Edit: While I’m pretty sure defcon has no tabletop freeplay I’m pretty sure they have hack-y style tournaments such as CTF and live social engineering challenges. Kinda like MAG has the niddhogg tourney. I’m sure if I thought about it I could come up with some more examples. That said there’s really the 24 hour vs the day event divide that really lightens the load on the con space and city.
I suspect DEFCon and the RNC are closer to nerd cons than the average, but the median-case group that convention centers are designed to cater to are academic conferences and professional expos. As Rym said,
- Those events are 9-5 rather than 24/7, so people don’t worry about having to miss things if they stay far from the con
- They often don’t use up all of either the panel space or expo space, depending on whether they’re talk- or booth- focused, so…
- They just don’t try to jam in as many people per square foot of event space as nerd cons do. PAX / MAG attendances are limited by fire code; Most of the time your limit is “how many people actually want to come to an event for trying to sell each other blood analyzers?”
You get big, crazy shit on the weekends, but the weekdays that pay your bills look much more boring.

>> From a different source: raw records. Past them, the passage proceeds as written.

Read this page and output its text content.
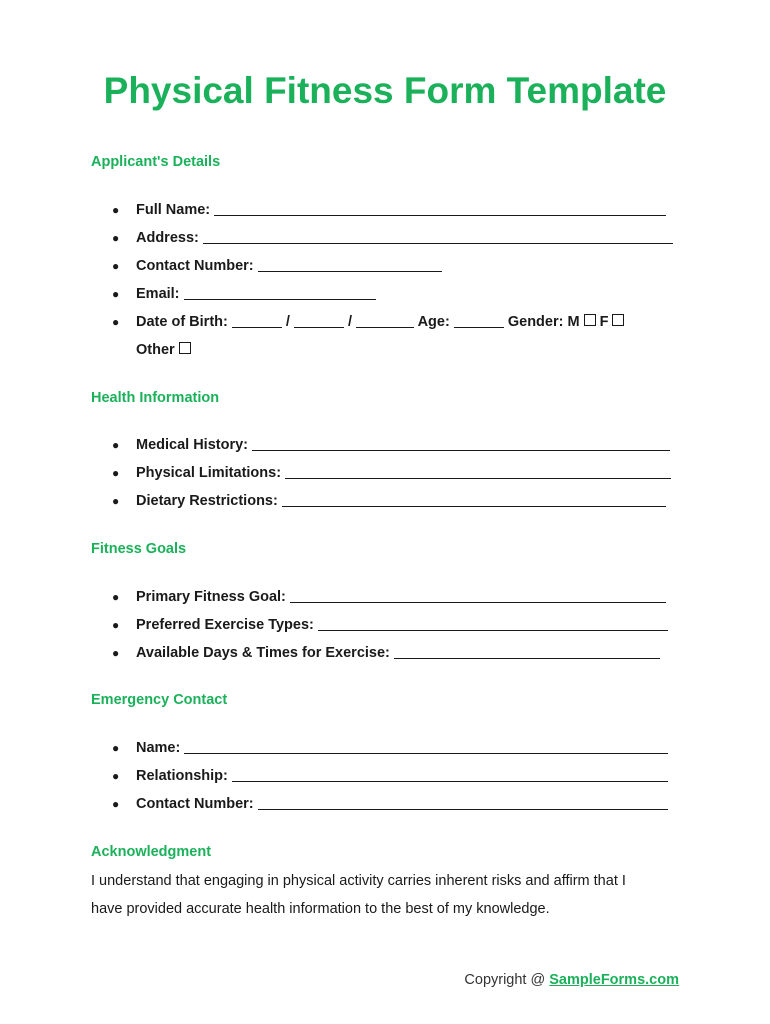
Physical Fitness Form Template
Applicant's Details
● Full Name:
● Address:
● Contact Number:
● Email:
● Date of Birth:	/	/	Age:	Gender: M F
Other
Health Information
● Medical History:
● Physical Limitations:
● Dietary Restrictions:
Fitness Goals
● Primary Fitness Goal:
● Preferred Exercise Types:
● Available Days & Times for Exercise:
Emergency Contact
● Name:
● Relationship:
● Contact Number:
Acknowledgment
I understand that engaging in physical activity carries inherent risks and affirm that I
have provided accurate health information to the best of my knowledge.
Copyright @ SampleForms.com
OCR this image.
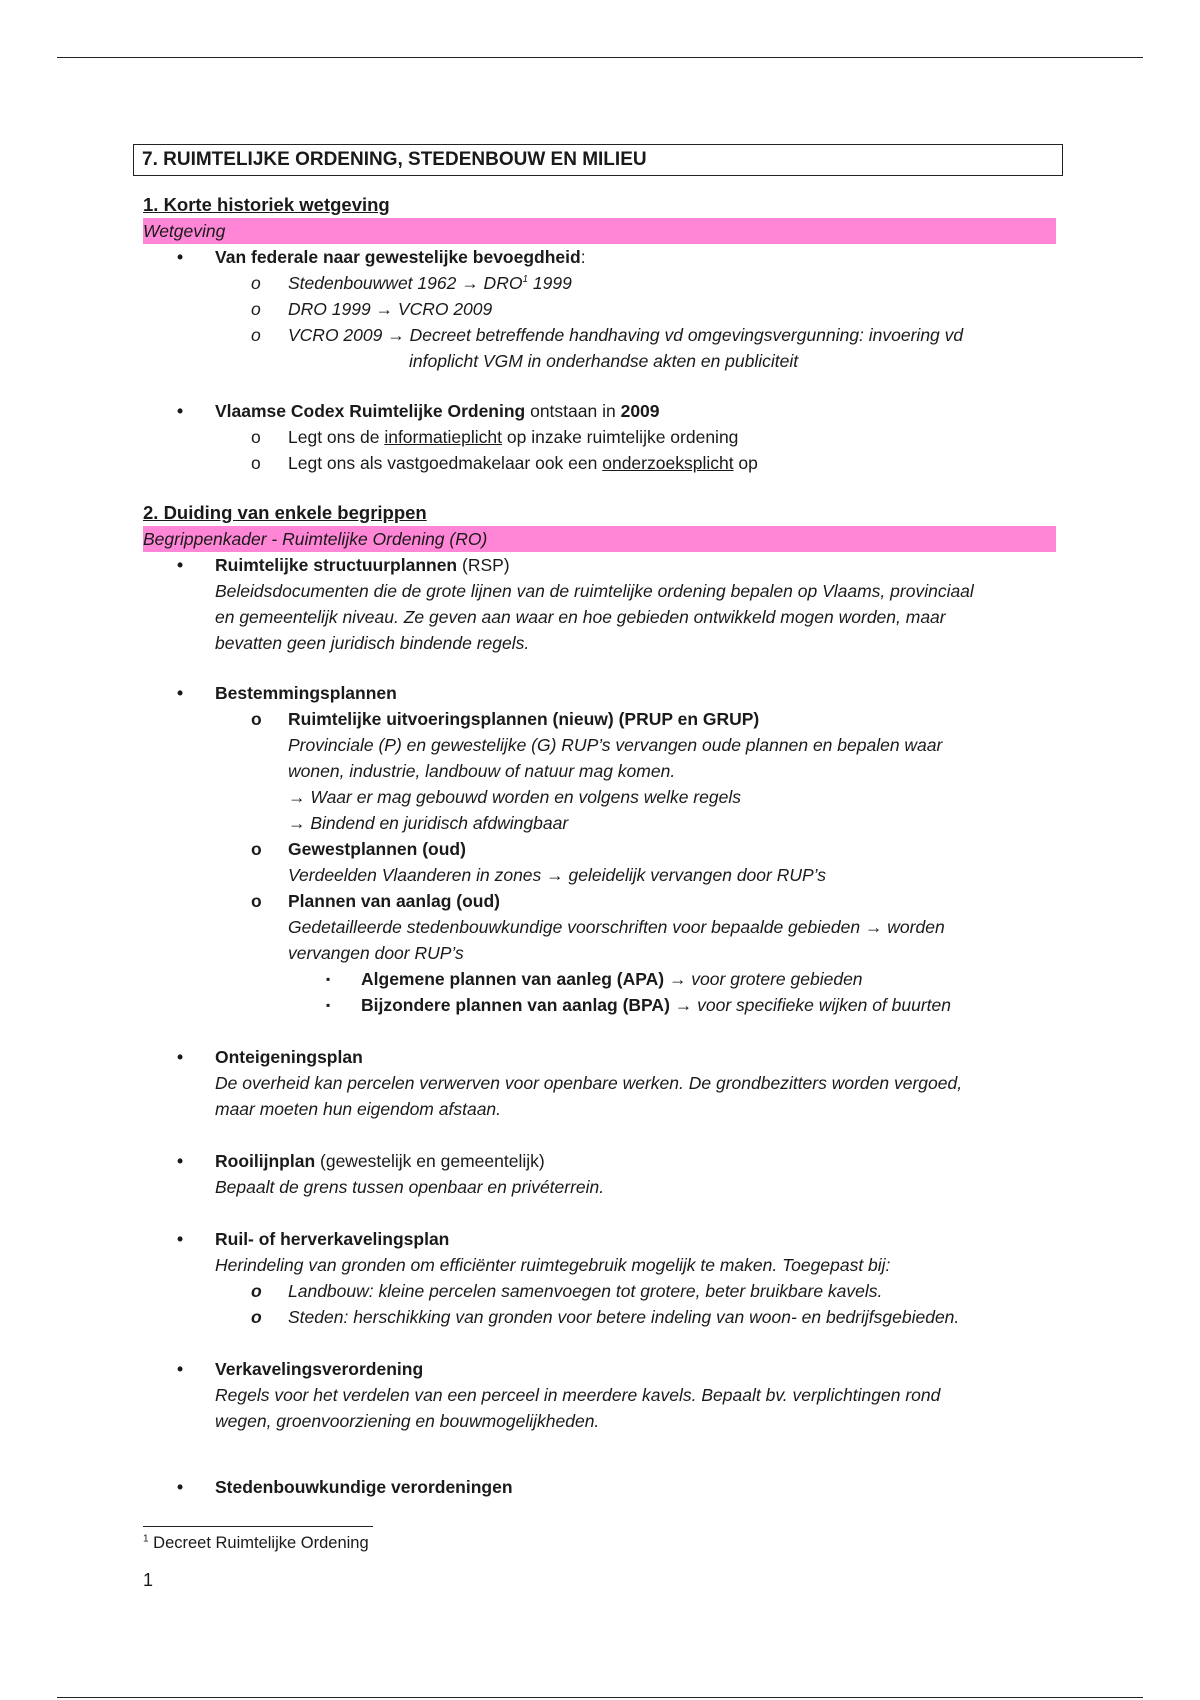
7. RUIMTELIJKE ORDENING, STEDENBOUW EN MILIEU
1. Korte historiek wetgeving
Wetgeving
• Van federale naar gewestelijke bevoegdheid:
o Stedenbouwwet $1962 \to DRO^1$ 1999
o DRO 1999 → VCRO 2009
o VCRO 2009 → Decreet betreffende handhaving vd omgevingsvergunning: invoering vd
infoplicht VGM in onderhandse akten en publiciteit
• Vlaamse Codex Ruimtelijke Ordening ontstaan in 2009
o Legt ons de informatieplicht op inzake ruimtelijke ordening
o Legt ons als vastgoedmakelaar ook een onderzoeksplicht op
2. Duiding van enkele begrippen
Begrippenkader - Ruimtelijke Ordening (RO)
• Ruimtelijke structuurplannen (RSP)
Beleidsdocumenten die de grote lijnen van de ruimtelijke ordening bepalen op Vlaams, provinciaal
en gemeentelijk niveau. Ze geven aan waar en hoe gebieden ontwikkeld mogen worden, maar
bevatten geen juridisch bindende regels.
• Bestemmingsplannen
o Ruimtelijke uitvoeringsplannen (nieuw) (PRUP en GRUP)
Provinciale (P) en gewestelijke (G) RUP’s vervangen oude plannen en bepalen waar
wonen, industrie, landbouw of natuur mag komen.
→ Waar er mag gebouwd worden en volgens welke regels
→ Bindend en juridisch afdwingbaar
o Gewestplannen (oud)
Verdeelden Vlaanderen in zones → geleidelijk vervangen door RUP’s
o Plannen van aanlag (oud)
Gedetailleerde stedenbouwkundige voorschriften voor bepaalde gebieden → worden
vervangen door RUP’s
▪ Algemene plannen van aanleg (APA) → voor grotere gebieden
▪ Bijzondere plannen van aanlag (BPA) → voor specifieke wijken of buurten
• Onteigeningsplan
De overheid kan percelen verwerven voor openbare werken. De grondbezitters worden vergoed,
maar moeten hun eigendom afstaan.
• Rooilijnplan (gewestelijk en gemeentelijk)
Bepaalt de grens tussen openbaar en privéterrein.
• Ruil- of herverkavelingsplan
Herindeling van gronden om efficiënter ruimtegebruik mogelijk te maken. Toegepast bij:
o Landbouw: kleine percelen samenvoegen tot grotere, beter bruikbare kavels.
o Steden: herschikking van gronden voor betere indeling van woon- en bedrijfsgebieden.
• Verkavelingsverordening
Regels voor het verdelen van een perceel in meerdere kavels. Bepaalt bv. verplichtingen rond
wegen, groenvoorziening en bouwmogelijkheden.
• Stedenbouwkundige verordeningen
$^1$ Decreet Ruimtelijke Ordening
1
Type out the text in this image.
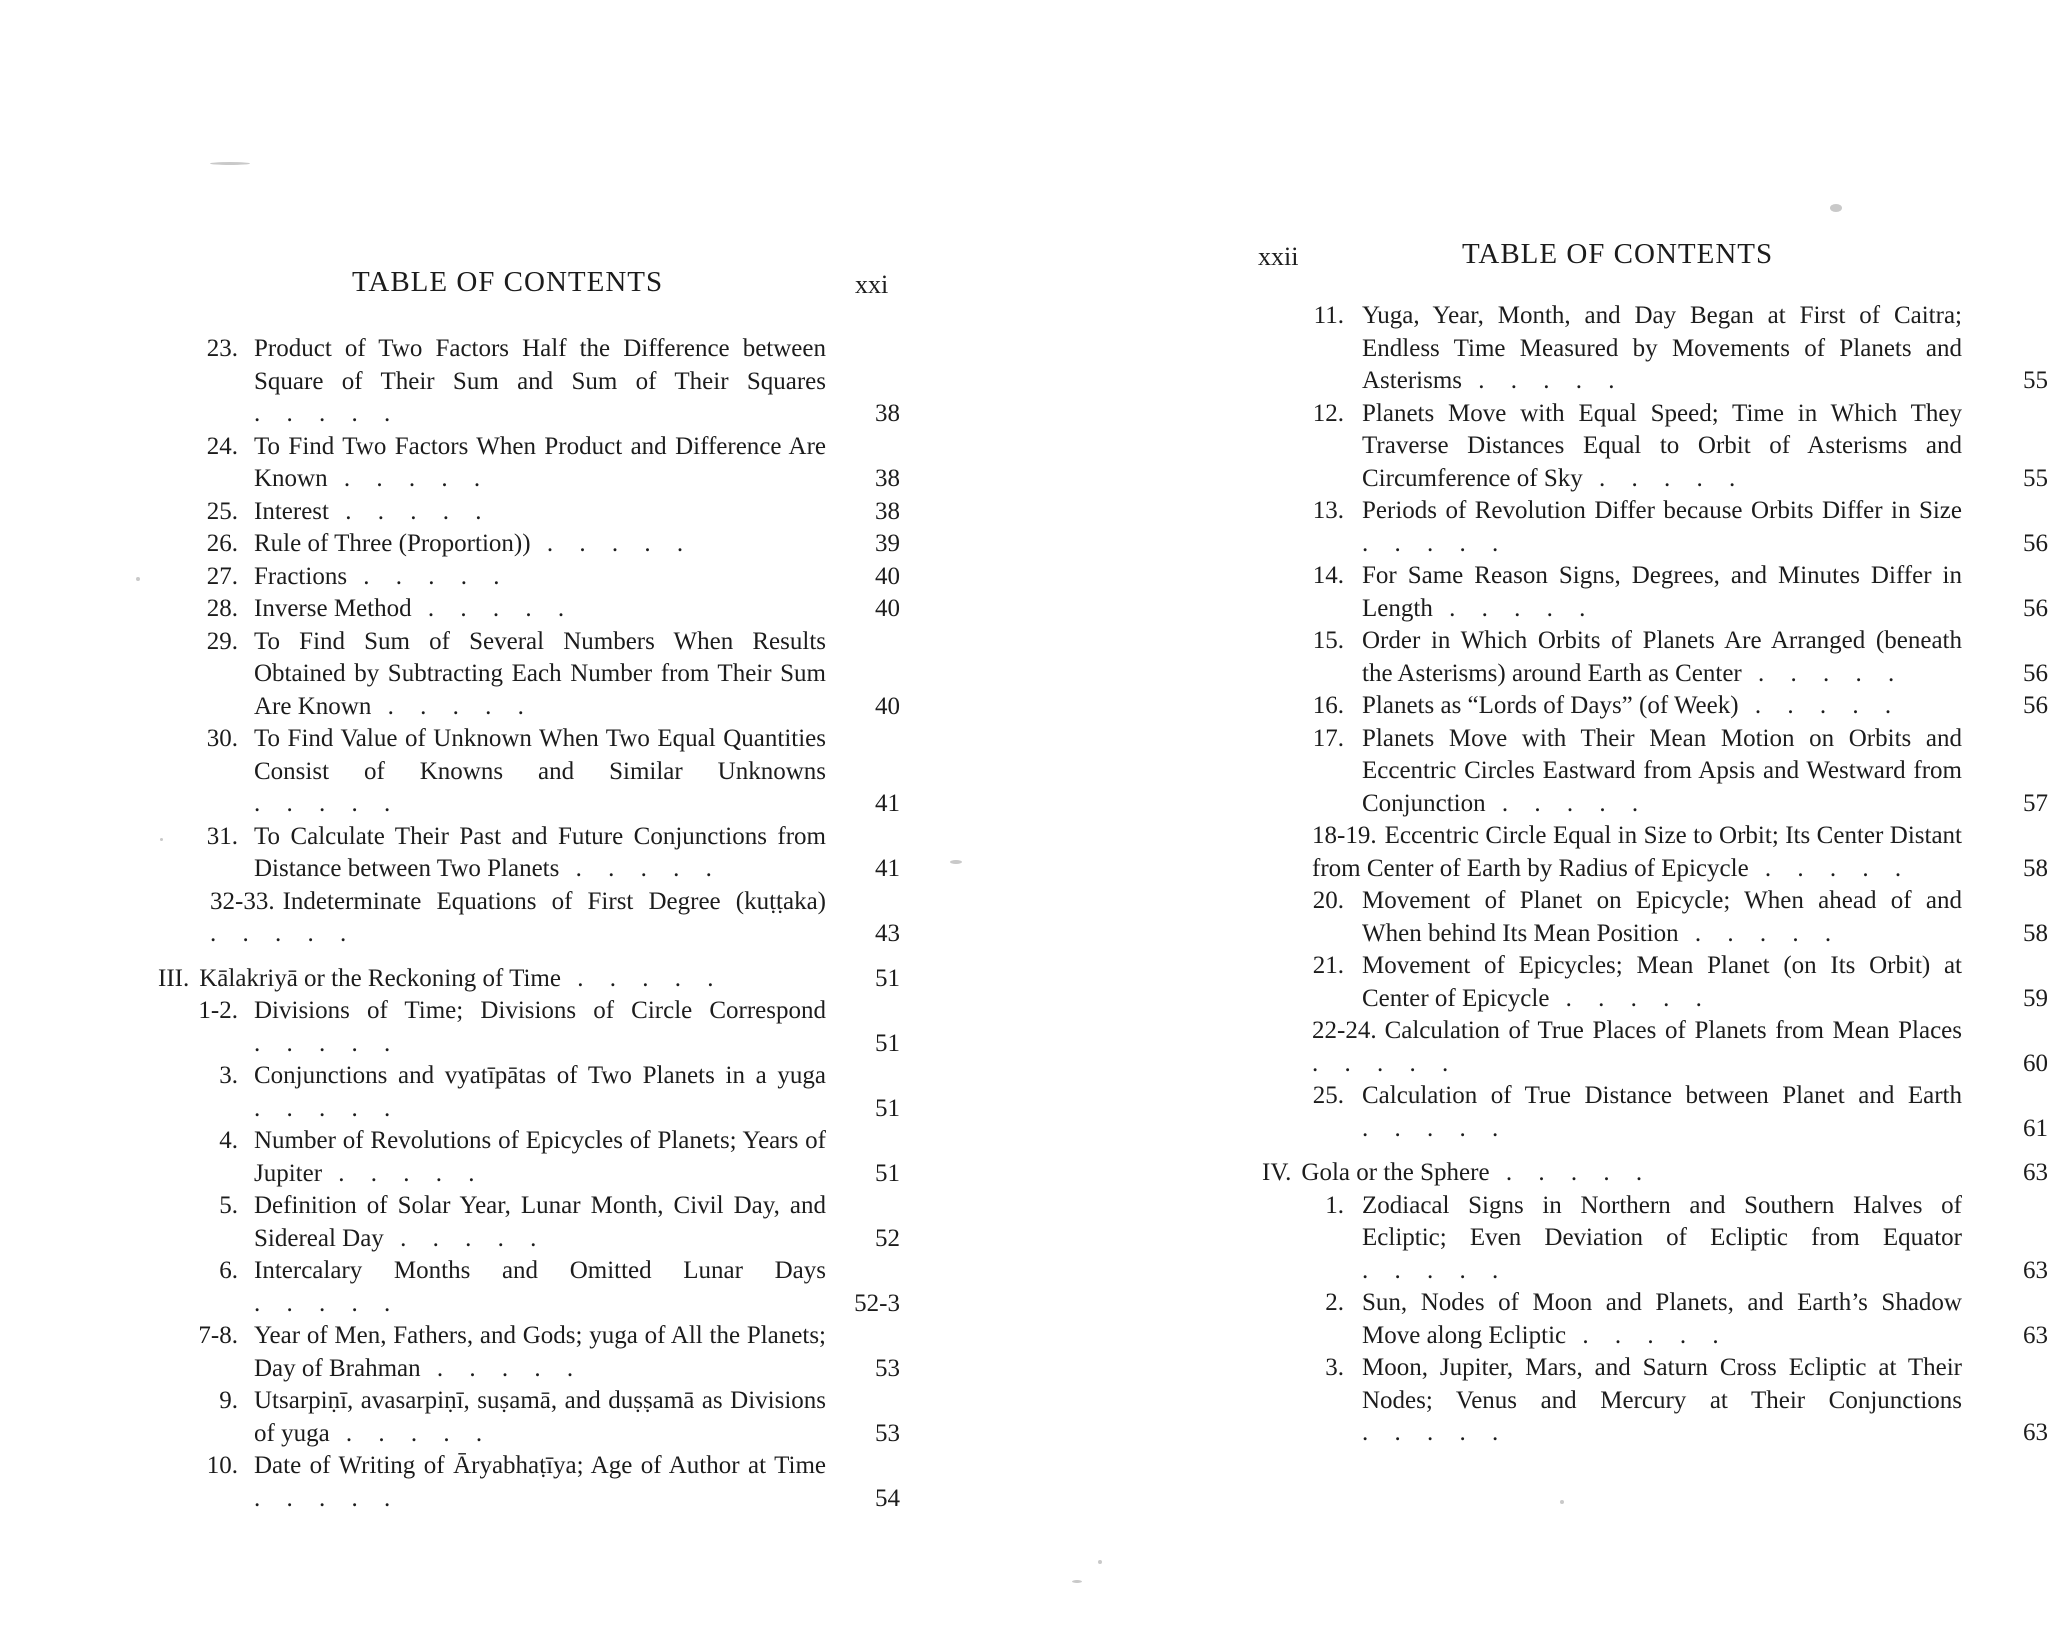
TABLE OF CONTENTS	xxi
23. Product of Two Factors Half the Difference between Square of Their Sum and Sum of Their Squares . . . . .	38
24. To Find Two Factors When Product and Difference Are Known . . . . .	38
25. Interest . . . . .	38
26. Rule of Three (Proportion)) . . . . .	39
27. Fractions . . . . .	40
28. Inverse Method . . . . .	40
29. To Find Sum of Several Numbers When Results Obtained by Subtracting Each Number from Their Sum Are Known . . . . .	40
30. To Find Value of Unknown When Two Equal Quantities Consist of Knowns and Similar Unknowns . . . . .	41
31. To Calculate Their Past and Future Conjunctions from Distance between Two Planets . . . . .	41
32-33. Indeterminate Equations of First Degree (kuṭṭaka) . . . . .	43
III. Kālakriyā or the Reckoning of Time . . . . .	51
1-2. Divisions of Time; Divisions of Circle Correspond . . . . .	51
3. Conjunctions and vyatīpātas of Two Planets in a yuga . . . . .	51
4. Number of Revolutions of Epicycles of Planets; Years of Jupiter . . . . .	51
5. Definition of Solar Year, Lunar Month, Civil Day, and Sidereal Day . . . . .	52
6. Intercalary Months and Omitted Lunar Days . . . . .	52-3
7-8. Year of Men, Fathers, and Gods; yuga of All the Planets; Day of Brahman . . . . .	53
9. Utsarpiṇī, avasarpiṇī, suṣamā, and duṣṣamā as Divisions of yuga . . . . .	53
10. Date of Writing of Āryabhaṭīya; Age of Author at Time . . . . .	54
xxii	TABLE OF CONTENTS
11. Yuga, Year, Month, and Day Began at First of Caitra; Endless Time Measured by Movements of Planets and Asterisms . . . . .	55
12. Planets Move with Equal Speed; Time in Which They Traverse Distances Equal to Orbit of Asterisms and Circumference of Sky . . . . .	55
13. Periods of Revolution Differ because Orbits Differ in Size . . . . .	56
14. For Same Reason Signs, Degrees, and Minutes Differ in Length . . . . .	56
15. Order in Which Orbits of Planets Are Arranged (beneath the Asterisms) around Earth as Center . . . . .	56
16. Planets as “Lords of Days” (of Week) . . . . .	56
17. Planets Move with Their Mean Motion on Orbits and Eccentric Circles Eastward from Apsis and Westward from Conjunction . . . . .	57
18-19. Eccentric Circle Equal in Size to Orbit; Its Center Distant from Center of Earth by Radius of Epicycle . . . . .	58
20. Movement of Planet on Epicycle; When ahead of and When behind Its Mean Position . . . . .	58
21. Movement of Epicycles; Mean Planet (on Its Orbit) at Center of Epicycle . . . . .	59
22-24. Calculation of True Places of Planets from Mean Places . . . . .	60
25. Calculation of True Distance between Planet and Earth . . . . .	61
IV. Gola or the Sphere . . . . .	63
1. Zodiacal Signs in Northern and Southern Halves of Ecliptic; Even Deviation of Ecliptic from Equator . . . . .	63
2. Sun, Nodes of Moon and Planets, and Earth’s Shadow Move along Ecliptic . . . . .	63
3. Moon, Jupiter, Mars, and Saturn Cross Ecliptic at Their Nodes; Venus and Mercury at Their Conjunctions . . . . .	63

One example of a hobby-specific type ‘con’ that I’ve seen which does deal with massive crowds is the major fly-in airshows of Oshkosh Air Venture and Sun N Fun in Florida. They are week-long events where an entire, massive, airport turns every square foot of available space into some variation of parking, camping, exhibition, logistics, or retail.
Air Venture this year just had 590,000 unique visitors during the week. The entire city of Oshkosh turns into, more or less, AirVenture Town. All hotels are booked solid for the event probably 4-5 months before. Many families rent out their houses for the week or month (many people show up a week early and leave a week late) every year and use the proceeds to cover a few months’ bills. Those are almost all filled. Local colleges rent out the dorms, those are full. 500 acres of farmfield become a campground. That’s full. It’s a mile walk from the middle of the campground where the shuttles park down to the camping entrance to the event. It’s a huge ordeal, and everything fills up well in advance despite having a massive airfield and the only reason it is sustainable is its been going on for many decades in the same place with the same organization that has fine-tuned every aspect.
So that’s one example of a thing that’s more crazy than MAGfest and even that event basically ‘ends’ at 5pm each day other than there’s often an evening presentation at an open air theater by various significant people, and all the camping-related goings on.
Nerd cons are so unlike the professional conventions they aren’t even really the same sort of affair. PAX is even halfway to a normal con with the exhibition hall but only so much.
I do love me a normal professional con tho. Exhibiting is quite fun for me.